Au résultat, le processus de reconquête de l’intégrité territoriale n’en a été que trop retardé, tandis que la volonté d’assainir la gouvernance a été vite contrariée par les prises en défaut de son initiateur par les gênantes présomptions de collusions d’intérêts avec Tomy Michel, l’épisode tout aussi embarrassant d’acquisition d’avions et de matériels militaires dans des conditions plus ou moins opaques. Bref, des pratiques subversives à rendre méconnaissable le chef de l’Etat – au point que ses slogans de campagne sont tournés en dérision par des allusions caricaturales – et que nombre d’observateurs imputent en grande partie à une certaine synarchie ambiante qui caractérise les divers maillons régaliens.
C’est du reste la raison – sinon l’une des raisons – du clash avec le Premier ministre Tam-Tam Ly. Dont le remplacement par Moussa Mara, un acteur politique à la légitimité contestable, n’aura point été assez heureux pour épargner au pays un revers militaire et le plongeon consécutif dans les précipices de la perte de crédibilité internationale, de positions stratégiques et d’exacerbation de la rupture entre le Nord et le Sud. C’est dans cette posture peu enviable que l’option de la négociation s’est finalement imposée aux autorités au lieu d’être librement choisie. En se précipitant sur la brèche ouverte par le président mauritanien, puis sur la médiation algérienne comme un naufragé sur une chaloupe, l’Etat malien, sous la férule d’IBK, y va forcément et naturellement en position de faiblesses et d’impuissance, manifestement pour avoir opéré les mauvais choix au mouvais moment, au nom d’un attachement excessif à ce qui passe pour «l’Honneur du Mali».
C’est pourquoi, l’aventure tragique inopportune de Kidal n’a point inspiré autant de sympathie extérieure que naguère sous l’occupation djihadiste, ni n’a attendri le front social interne au point de lui faire oublier ses aspirations à un mieux-être compromis avec l’augmentation des prix des denrées, un coût de la vie en hausse progressive.
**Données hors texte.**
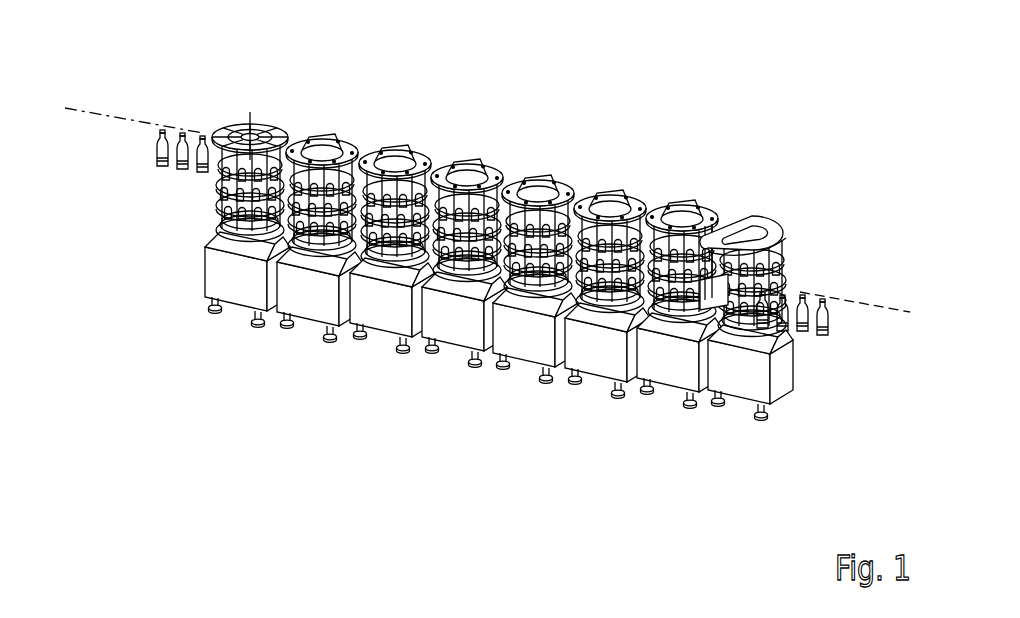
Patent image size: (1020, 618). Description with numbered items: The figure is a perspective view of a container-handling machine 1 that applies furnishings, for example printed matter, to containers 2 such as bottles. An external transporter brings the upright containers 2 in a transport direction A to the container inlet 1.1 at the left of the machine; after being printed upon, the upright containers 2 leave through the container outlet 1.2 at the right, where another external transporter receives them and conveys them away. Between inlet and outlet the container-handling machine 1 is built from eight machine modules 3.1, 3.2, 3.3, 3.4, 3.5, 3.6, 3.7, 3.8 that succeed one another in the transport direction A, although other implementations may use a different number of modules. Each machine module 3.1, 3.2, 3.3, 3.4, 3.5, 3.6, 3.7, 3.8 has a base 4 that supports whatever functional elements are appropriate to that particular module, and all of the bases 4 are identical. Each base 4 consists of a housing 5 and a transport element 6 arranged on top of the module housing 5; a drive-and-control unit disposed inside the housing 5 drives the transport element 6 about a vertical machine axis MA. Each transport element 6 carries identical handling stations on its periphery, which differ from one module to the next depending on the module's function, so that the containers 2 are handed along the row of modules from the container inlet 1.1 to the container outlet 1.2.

The container-handling machine 1 is at (738, 116).
The container inlet 1.1 is at (167, 185).
The container outlet 1.2 is at (813, 347).
The container 2 is at (157, 157).
The machine module 3.1 is at (252, 107).
The machine module 3.2 is at (333, 133).
The machine module 3.3 is at (400, 143).
The machine module 3.4 is at (473, 155).
The machine module 3.5 is at (548, 168).
The machine module 3.6 is at (620, 180).
The machine module 3.7 is at (685, 200).
The machine module 3.8 is at (760, 217).
The base 4 is at (225, 217).
The housing 5 is at (230, 283).
The transport element 6 is at (274, 118).
The transport direction A is at (132, 80).
The machine axis MA is at (325, 122).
Conséquence : pour la première fois depuis un passé immémorial les incompatibilités entre la première centrale syndicale et le gouvernement ont atteint les seuils où les menaces de grève devait être mises à exécution. Toutes choses qui démontrent pour le moins l’ampleur des malaises sociaux en rapport avec le vécu quotidien des concitoyens.
Quant aux attentes d’ordre structurel, elles sont pour l’heure suspendues aux relations avec les partenaires, mises à mal au point de provoquer le gel d‘une portion conséquente des appuis financiers, en attendant d’être mieux édifiées quant aux intentions bienveillantes des pouvoirs dans la saine utilisation des ressources annoncées.
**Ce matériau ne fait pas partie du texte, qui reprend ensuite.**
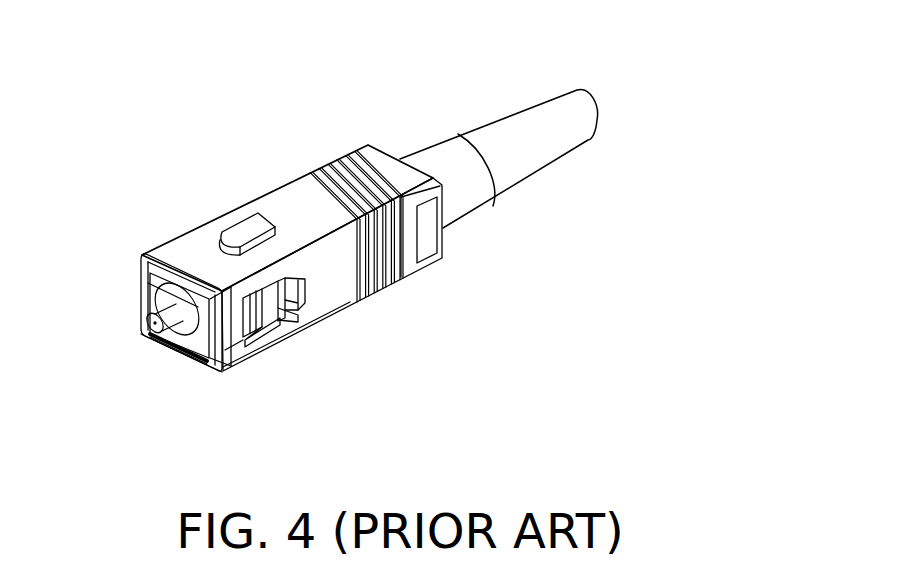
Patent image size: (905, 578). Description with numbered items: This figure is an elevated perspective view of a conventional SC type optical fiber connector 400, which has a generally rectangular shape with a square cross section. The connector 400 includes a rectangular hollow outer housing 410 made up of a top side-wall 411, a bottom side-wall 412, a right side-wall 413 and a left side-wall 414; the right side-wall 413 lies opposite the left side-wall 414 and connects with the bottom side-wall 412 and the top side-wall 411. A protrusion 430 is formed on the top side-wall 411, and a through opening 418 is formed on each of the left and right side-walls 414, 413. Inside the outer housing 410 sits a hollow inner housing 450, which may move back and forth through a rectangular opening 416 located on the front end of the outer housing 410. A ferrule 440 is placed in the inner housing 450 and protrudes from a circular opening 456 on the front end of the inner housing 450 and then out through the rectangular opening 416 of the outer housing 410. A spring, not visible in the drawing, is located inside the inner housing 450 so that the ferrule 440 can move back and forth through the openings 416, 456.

The SC type optical fiber connector 400 is at (127, 128).
The outer housing 410 is at (364, 105).
The top side-wall 411 is at (190, 253).
The bottom side-wall 412 is at (182, 357).
The right side-wall 413 is at (138, 275).
The left side-wall 414 is at (325, 287).
The rectangular opening 416 is at (152, 285).
The through opening 418 is at (268, 307).
The protrusion 430 is at (248, 227).
The ferrule 440 is at (157, 338).
The inner housing 450 is at (195, 358).
The circular opening 456 is at (145, 305).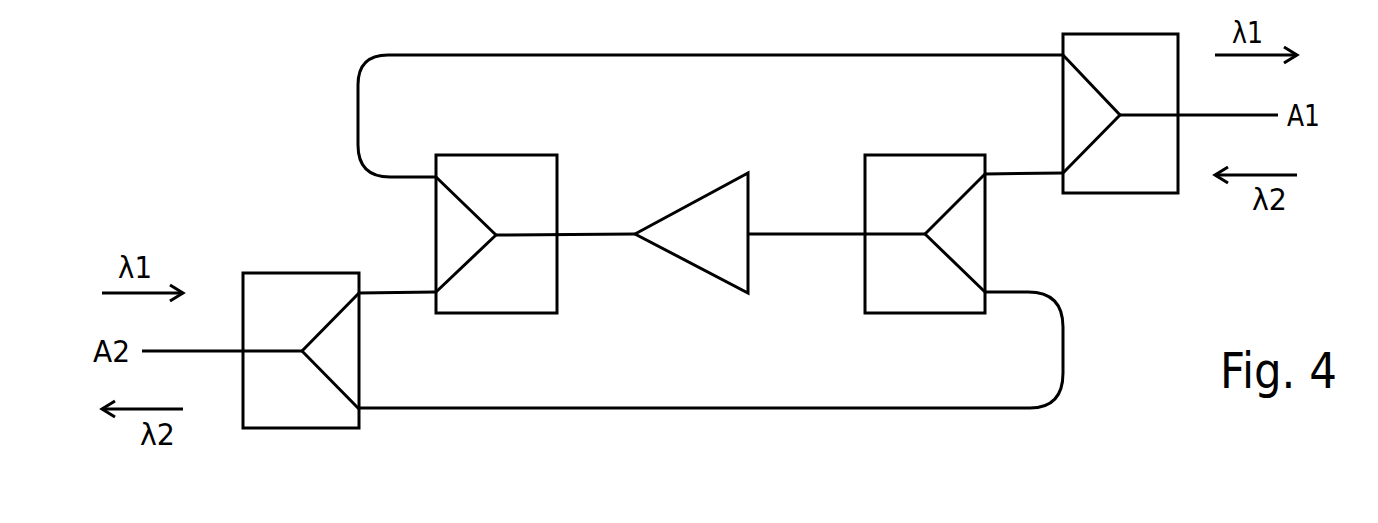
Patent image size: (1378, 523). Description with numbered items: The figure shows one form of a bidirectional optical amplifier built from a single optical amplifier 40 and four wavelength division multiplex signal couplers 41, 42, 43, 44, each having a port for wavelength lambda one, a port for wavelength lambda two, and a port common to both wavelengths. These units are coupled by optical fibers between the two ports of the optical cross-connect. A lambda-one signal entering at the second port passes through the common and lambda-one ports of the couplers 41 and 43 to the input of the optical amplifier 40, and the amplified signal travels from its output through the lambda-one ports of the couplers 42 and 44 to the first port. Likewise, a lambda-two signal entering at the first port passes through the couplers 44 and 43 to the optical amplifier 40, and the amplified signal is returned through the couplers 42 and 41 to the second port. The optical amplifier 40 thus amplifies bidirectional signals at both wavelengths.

Les défis socio-économiques persistent en définitive et grèvent les enjeux existentiels de la nation et de la souveraineté nationale sur lesquels l’Etat n’a aucune prise et qui tiennent plus à la mansuétude et aux intérêts des plus puissants parmi les voisins du Mali.
Face à cette évidence, au risque de conforter ceux qui estiment que son apparence l’emporte sur sa consistance, IBK, victorieux de la dernière présidentielle avec moins d’efforts que par les fois où il l’a perdue, est condamné désormais à changer de cap. Il doit tirer les enseignements de ses approches, méthodes et tempéraments jusqu’ici peu productifs pour inscrire les étapes suivantes de son mandat dans une dynamique patriotique en adéquation avec les ambitions et aspirations qu’il nourrit pour le peuple.
Cela implique, par ailleurs, un recours à l’ensemble des ressources disponibles, une ouverture à toutes ses composantes sans le complexe passéiste où il est entrainé par ses collaborateurs les plus vindicatifs. Le jeu en vaut vraiment la chandelle, ne serait ce qu’au nom des enjeux de l’unité nationale et de l’intégrité territoriale, un chantier où l’impuissance de l’Etat est largement partagée.